``Workhorse'' function for vectorized (in σ) computation of both the bias estimator and the scaled variance estimator of eq. (2.3) in Srihera & Stute (2011), and for the analogous computation of the bias and scaled variance estimator for the rank transformation method in the paragraph after eq. (6) in Eichner & Stute (2013).
Ai: Numeric vector expecting (x0−X1,…,x0−Xn)/h, where (usually) x0 is the point at which the density is to be estimated for the data X1,…,Xn with h=n−1/5.
Bj: Numeric vector expecting (−J(1/n),…,−J(n/n)) in case of the rank transformation method, but c("(hattheta−X1,\n", "ldots,hattheta−Xn)") in case of the non-robust Srihera-Stute-method. (Note that this the same as argument Bj of adaptive_fnhat!)
h: Numeric scalar, where (usually) h=n−1/5.
K: Kernel function with vectorized in- & output.
fnx: fn(x0)=mean(K(Ai))/h, where here typically h=n−1/5.

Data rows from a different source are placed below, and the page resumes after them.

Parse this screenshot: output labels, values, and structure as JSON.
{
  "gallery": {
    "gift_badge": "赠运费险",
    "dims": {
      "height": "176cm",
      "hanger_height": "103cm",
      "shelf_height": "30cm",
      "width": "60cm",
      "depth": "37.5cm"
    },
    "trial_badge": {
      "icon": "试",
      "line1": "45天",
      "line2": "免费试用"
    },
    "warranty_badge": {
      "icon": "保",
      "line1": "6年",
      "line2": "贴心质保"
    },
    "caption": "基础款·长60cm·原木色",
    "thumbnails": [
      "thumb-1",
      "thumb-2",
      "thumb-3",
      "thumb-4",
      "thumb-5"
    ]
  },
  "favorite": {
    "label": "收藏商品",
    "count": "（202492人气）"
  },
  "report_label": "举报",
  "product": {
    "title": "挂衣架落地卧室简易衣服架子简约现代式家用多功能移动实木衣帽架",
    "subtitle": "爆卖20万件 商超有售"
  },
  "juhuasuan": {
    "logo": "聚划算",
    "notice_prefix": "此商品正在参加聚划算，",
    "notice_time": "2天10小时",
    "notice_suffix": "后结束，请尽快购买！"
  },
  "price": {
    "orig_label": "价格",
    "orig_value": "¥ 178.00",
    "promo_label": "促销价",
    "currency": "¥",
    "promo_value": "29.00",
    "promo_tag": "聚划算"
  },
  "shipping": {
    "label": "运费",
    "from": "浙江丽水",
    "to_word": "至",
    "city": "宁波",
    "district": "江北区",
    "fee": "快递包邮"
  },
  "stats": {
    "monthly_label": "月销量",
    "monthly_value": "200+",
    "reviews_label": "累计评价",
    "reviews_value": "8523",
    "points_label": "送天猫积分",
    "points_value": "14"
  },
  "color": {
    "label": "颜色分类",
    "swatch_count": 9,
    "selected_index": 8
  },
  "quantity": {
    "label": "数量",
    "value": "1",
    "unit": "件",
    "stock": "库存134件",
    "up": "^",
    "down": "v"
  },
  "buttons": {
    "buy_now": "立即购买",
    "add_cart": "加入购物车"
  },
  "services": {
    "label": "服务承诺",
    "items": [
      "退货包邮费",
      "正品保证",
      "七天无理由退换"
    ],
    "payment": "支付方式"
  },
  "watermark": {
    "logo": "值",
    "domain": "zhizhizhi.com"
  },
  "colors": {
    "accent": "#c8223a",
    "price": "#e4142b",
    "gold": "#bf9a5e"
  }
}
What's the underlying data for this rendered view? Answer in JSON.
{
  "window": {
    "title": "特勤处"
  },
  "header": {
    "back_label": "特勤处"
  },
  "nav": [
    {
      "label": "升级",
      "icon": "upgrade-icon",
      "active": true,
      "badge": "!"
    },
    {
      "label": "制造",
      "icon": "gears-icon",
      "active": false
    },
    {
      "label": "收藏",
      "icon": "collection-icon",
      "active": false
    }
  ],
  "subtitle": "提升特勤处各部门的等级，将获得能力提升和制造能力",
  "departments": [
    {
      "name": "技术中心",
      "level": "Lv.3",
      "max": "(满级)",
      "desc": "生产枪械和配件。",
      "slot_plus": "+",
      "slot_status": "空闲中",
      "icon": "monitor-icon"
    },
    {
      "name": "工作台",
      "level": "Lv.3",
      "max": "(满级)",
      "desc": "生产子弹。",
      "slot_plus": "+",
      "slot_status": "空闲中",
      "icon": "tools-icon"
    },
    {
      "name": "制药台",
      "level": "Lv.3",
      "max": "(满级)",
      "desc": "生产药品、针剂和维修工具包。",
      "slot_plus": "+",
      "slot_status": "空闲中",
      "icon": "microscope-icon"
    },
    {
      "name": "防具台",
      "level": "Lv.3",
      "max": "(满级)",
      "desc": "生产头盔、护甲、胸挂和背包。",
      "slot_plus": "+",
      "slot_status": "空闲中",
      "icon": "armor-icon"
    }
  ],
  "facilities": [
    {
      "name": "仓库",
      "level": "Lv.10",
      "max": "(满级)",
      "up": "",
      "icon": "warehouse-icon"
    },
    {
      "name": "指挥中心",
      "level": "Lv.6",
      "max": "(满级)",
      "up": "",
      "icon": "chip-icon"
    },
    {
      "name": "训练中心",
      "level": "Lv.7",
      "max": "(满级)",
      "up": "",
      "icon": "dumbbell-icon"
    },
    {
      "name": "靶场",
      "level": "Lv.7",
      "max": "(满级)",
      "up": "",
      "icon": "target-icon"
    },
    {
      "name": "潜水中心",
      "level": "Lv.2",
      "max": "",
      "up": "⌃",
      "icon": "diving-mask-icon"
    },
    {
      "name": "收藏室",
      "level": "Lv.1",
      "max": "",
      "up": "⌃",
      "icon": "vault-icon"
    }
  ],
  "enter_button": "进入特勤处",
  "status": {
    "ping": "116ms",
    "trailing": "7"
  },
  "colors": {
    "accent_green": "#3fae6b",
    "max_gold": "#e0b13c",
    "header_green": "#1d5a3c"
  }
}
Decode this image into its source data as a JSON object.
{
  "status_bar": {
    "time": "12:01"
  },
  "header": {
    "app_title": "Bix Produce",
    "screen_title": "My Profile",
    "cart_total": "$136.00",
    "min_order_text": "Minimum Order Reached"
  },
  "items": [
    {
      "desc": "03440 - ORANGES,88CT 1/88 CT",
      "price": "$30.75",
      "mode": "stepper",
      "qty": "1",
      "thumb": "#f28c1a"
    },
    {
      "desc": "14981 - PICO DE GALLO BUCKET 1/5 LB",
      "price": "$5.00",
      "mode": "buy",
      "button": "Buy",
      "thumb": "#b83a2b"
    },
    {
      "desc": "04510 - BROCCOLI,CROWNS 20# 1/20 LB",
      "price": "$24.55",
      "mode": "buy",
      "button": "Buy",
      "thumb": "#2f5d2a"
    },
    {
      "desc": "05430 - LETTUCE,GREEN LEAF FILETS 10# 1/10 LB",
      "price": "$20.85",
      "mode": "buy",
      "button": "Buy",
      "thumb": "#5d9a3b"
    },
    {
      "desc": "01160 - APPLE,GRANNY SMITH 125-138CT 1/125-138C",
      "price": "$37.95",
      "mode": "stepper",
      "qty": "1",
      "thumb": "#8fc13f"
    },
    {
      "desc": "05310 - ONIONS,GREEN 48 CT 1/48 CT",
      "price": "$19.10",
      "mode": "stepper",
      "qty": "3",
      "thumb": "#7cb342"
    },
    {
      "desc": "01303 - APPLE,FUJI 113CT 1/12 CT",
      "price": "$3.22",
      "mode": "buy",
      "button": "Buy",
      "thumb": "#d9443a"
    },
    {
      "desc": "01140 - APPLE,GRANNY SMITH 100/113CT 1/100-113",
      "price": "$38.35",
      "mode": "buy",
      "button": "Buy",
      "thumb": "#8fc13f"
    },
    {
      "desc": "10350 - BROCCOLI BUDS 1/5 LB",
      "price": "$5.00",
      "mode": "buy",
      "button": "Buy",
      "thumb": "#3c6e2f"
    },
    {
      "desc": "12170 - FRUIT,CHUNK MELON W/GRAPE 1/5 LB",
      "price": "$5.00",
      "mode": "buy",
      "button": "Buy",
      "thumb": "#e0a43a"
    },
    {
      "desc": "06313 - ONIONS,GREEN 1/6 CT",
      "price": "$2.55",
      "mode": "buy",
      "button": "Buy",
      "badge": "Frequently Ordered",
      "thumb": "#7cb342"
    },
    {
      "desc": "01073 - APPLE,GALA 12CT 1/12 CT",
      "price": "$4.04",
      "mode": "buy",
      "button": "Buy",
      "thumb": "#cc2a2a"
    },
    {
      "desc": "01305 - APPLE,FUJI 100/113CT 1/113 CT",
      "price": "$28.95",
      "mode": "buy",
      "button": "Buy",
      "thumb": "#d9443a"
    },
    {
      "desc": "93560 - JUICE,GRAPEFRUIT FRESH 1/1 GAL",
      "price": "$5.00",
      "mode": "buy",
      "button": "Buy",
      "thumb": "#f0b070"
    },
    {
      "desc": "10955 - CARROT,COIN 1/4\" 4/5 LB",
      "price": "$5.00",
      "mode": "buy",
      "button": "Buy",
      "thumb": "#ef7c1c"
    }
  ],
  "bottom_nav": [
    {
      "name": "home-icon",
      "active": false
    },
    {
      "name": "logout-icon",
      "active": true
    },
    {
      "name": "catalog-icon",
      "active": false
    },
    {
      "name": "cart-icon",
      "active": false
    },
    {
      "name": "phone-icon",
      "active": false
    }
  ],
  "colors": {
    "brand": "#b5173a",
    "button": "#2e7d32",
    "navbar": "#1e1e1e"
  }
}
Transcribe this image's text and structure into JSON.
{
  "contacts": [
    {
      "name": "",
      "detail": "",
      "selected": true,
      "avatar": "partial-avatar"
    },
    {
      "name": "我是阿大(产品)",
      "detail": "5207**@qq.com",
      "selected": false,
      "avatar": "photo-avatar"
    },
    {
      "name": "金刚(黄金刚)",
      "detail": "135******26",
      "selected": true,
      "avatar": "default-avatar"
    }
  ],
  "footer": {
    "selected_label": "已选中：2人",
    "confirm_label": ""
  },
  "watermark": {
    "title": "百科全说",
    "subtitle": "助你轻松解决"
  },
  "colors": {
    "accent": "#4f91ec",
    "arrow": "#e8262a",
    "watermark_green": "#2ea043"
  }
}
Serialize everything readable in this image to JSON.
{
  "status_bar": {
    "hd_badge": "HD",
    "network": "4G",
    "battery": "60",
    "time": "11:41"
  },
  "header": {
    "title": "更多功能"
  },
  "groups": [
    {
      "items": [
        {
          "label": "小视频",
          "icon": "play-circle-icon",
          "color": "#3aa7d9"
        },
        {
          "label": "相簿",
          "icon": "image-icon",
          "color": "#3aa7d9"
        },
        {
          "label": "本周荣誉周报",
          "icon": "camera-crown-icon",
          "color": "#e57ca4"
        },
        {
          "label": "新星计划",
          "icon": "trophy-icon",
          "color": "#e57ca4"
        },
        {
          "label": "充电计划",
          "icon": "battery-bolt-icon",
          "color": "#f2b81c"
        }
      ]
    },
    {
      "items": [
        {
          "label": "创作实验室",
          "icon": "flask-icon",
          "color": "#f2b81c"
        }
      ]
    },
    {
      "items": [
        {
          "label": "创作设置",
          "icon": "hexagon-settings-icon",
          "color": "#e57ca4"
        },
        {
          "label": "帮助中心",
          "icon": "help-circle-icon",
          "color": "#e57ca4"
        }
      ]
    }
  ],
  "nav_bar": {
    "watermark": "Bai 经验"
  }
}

ticker: Logical; determines if a 'ticker' documents the iteration progress through sigma. Defaults to FALSE.
Returns
A list with components BiasHat and VarHat.scaled, both numeric vectors of same length as sigma.
Details
Pre-computed fn(x0) is expected for efficiency reasons (and is currently prepared in function adaptive_fnhat).